Ferdinand Keilmann gehörte zu der Generation, die im Bewußtsein aufwuchs, daß Deutschland den ersten Weltkrieg nie würde verlieren können. Diese Haltung wurde ihm bereits in den ersten Schuljahren immer wieder vorgelebt und der Patriotismus seines Vaters spielte in diesem Zusammenhang sicherlich eine bedeutende Rolle. Von dieser Sichtweise über Jahre massiv beeinflußt, mußte die Kapitulation und die für Deutschland niederschmetternden Bedingungen des Versailler Vertrages zwangsläufig einen tiefen Einschnitt in die Entwicklung des eigenen Selbstbewußtseins bedeuten. Keilmann erlebte die Niederlage des Ersten Weltkriegs vielleicht weniger als politischer denn als persönliche Krise - als sein Vater aus dem Krieg zurück kam, war die Ehe der Eltern in einer äußerst kritischen Phase, die Familie lebte in sehr bedrückenden Verhältnissen und er selbst litt stark an seiner Rachitis-Erkrankung. Ob Keilmann auch diese familiäre Krise mit der Zeit der Gründung der Weimarer Republik in Verbindung gebracht hat, ist heute zwar nicht genau nachprüfbar, allerdings hat er später, als diese Republik wankte, die Gelegenheit genutzt, in diesem Kampf auf Seiten der Republikgegner zu kämpfen.

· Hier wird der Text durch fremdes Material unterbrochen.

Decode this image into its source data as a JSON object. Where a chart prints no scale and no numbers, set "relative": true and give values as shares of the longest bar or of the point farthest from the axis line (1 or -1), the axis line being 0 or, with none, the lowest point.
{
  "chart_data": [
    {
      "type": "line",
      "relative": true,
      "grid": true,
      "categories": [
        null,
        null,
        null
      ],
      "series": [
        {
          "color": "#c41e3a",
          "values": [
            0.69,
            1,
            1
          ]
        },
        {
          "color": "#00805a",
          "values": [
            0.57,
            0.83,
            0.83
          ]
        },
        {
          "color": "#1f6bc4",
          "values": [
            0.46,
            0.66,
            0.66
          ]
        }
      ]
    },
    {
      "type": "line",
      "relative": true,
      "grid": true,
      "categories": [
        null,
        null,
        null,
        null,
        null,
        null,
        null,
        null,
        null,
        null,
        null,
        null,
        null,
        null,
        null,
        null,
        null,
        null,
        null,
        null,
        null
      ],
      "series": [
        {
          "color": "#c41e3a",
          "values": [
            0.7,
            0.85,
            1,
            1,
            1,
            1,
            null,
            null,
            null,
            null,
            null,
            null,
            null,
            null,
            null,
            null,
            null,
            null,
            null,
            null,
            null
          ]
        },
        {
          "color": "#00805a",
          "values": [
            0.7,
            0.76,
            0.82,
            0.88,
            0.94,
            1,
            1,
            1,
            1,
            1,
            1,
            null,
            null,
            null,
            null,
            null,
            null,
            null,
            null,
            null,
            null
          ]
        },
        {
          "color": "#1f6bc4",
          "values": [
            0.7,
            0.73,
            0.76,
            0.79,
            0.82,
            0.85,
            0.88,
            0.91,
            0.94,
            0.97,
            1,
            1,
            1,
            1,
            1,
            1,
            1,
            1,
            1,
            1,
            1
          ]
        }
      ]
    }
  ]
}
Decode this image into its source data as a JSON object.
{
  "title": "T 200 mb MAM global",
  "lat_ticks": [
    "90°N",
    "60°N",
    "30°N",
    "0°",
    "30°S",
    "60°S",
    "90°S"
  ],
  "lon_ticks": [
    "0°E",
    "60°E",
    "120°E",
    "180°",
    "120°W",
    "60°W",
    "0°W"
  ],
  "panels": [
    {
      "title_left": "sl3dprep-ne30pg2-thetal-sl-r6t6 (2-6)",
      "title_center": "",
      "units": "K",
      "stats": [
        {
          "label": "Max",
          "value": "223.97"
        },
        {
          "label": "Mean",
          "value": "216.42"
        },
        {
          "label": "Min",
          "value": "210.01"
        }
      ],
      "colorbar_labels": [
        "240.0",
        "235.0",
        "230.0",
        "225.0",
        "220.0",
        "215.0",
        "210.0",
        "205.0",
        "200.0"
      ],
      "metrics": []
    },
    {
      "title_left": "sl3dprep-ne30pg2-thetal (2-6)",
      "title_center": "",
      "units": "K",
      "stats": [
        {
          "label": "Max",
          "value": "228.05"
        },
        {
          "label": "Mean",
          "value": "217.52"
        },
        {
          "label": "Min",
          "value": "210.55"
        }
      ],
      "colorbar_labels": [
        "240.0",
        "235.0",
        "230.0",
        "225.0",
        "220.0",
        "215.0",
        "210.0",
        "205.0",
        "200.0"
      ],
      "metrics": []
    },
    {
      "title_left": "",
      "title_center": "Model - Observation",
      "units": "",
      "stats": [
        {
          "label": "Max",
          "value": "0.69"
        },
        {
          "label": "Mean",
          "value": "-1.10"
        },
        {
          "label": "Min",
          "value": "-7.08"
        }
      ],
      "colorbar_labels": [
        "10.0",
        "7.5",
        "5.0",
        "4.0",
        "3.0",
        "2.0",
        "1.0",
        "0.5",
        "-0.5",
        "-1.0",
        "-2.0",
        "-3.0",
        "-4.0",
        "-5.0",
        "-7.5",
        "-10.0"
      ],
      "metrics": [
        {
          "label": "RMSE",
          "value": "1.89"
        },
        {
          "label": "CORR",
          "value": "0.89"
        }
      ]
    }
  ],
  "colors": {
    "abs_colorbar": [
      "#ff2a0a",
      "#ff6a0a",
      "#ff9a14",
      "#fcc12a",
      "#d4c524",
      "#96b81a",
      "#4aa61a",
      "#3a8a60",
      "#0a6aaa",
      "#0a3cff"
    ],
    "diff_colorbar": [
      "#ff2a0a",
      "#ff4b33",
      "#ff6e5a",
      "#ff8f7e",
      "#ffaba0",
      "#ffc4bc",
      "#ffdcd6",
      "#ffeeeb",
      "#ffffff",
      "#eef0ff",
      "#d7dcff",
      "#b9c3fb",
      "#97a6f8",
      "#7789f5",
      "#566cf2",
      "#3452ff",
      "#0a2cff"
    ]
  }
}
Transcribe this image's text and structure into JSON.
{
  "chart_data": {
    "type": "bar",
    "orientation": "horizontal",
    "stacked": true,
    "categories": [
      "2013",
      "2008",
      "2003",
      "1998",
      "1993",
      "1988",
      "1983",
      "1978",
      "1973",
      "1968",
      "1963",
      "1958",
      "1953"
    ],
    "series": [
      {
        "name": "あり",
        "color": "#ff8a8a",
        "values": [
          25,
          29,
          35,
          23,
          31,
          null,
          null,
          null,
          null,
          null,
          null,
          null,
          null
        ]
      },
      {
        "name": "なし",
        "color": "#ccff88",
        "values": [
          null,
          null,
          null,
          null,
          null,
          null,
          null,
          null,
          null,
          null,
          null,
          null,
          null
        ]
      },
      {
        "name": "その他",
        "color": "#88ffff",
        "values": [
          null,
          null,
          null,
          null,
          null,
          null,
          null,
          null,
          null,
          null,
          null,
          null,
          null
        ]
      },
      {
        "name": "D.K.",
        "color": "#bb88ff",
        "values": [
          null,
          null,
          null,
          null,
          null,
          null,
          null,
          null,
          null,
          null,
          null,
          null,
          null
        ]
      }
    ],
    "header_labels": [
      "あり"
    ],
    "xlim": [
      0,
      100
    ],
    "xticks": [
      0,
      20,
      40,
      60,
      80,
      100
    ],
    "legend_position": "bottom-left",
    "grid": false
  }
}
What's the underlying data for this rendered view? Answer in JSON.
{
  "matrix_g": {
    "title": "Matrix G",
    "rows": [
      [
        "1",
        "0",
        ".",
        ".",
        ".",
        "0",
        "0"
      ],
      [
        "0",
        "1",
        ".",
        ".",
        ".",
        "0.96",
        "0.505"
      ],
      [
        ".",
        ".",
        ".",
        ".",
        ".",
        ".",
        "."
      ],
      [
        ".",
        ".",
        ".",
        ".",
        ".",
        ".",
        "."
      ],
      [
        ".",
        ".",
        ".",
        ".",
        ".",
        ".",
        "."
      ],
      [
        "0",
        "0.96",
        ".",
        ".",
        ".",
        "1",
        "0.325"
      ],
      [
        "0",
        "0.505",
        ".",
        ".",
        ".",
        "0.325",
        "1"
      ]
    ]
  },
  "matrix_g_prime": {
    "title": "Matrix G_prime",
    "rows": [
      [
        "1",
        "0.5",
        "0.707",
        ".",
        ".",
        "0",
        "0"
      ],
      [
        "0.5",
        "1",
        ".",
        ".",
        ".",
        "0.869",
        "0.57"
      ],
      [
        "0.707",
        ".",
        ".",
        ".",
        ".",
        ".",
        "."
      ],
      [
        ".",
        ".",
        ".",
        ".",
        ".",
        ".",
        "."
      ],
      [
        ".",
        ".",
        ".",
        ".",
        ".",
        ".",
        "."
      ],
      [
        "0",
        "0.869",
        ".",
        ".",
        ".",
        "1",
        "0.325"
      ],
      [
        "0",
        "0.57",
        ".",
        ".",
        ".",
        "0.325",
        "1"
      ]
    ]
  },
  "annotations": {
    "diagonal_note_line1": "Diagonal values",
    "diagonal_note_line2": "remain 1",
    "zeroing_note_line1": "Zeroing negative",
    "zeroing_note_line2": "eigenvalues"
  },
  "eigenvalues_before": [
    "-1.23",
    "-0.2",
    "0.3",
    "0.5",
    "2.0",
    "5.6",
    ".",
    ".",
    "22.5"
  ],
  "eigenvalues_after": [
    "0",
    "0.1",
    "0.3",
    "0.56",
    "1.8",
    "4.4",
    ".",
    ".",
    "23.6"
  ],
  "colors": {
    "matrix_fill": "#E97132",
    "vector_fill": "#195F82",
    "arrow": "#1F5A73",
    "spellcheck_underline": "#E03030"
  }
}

Die Gründungsphase der Weimarer Republik war also vermutlich für ihn negativ besetzt, hinzu kam immer wieder die fehlende Unterstützung durch seinen Vater. Trotz aller Ablehnung, die er aufgrund seiner körperlichen Verfassung erfahren mußte, fragte Keilmann seinen Vater bei schwierigen Entscheidungen bis in die Mitte der 30er Jahre immer wieder um Rat; der Ton der Fragen kann als beinahe unterwürfig bezeichnet werden. Der Vater, der für ihn zum Teil die beruflichen Entscheidungen traf, war Lehrer in vierter Generation. Es ist anzunehmen, daß aus dieser familiären Prägung die Orientierung auf Beschäftigungsverhältnisse in der öffentlichen Verwaltung entstand. So ging der Antrag bei der Stadt Aschaffenburg auf die Initiative von Ferdinand Keilmann sen. zurück. In einem festgefügten System spielte der fehlende Geschäftssinn keine Rolle. Die folgenden fünf Jahre des wirtschaftlichen Fortschritts in Deutschland liefen an Keilmann weitestgehend vorbei, da er sich bis 1927 noch in der Berufsausbildung befand; die anschließende Beschäftigung bei regional bekannten Architekten mußte er aufgeben, als die Weltwirtschaftskrise einsetzte. Um nicht in die direkte Arbeitslosigkeit zu geraten, ging Keilmann an die Staatliche Hochschule für Handwerk und Baukunst in Weimar, wo er vermutlich erstmals direkt mit den politischen Ideen der Nationalsozialisten konfrontiert wurde, die eine zukünftige Besserstellung des eigenen (zukünftigen) Berufsstandes sowie der gesamten deutschen Wirtschaft versprachen. In seinem Elternhaus fanden zwar auch Gespräche über politische Themen statt, jedoch konnte sich Keilmann gegenüber seinem Vater mit seinen Überzeugungen nicht durchsetzen oder traute sich nicht, zu seiner Meinung zu stehen – zu sehr fürchtete er wohl dessen Kritik.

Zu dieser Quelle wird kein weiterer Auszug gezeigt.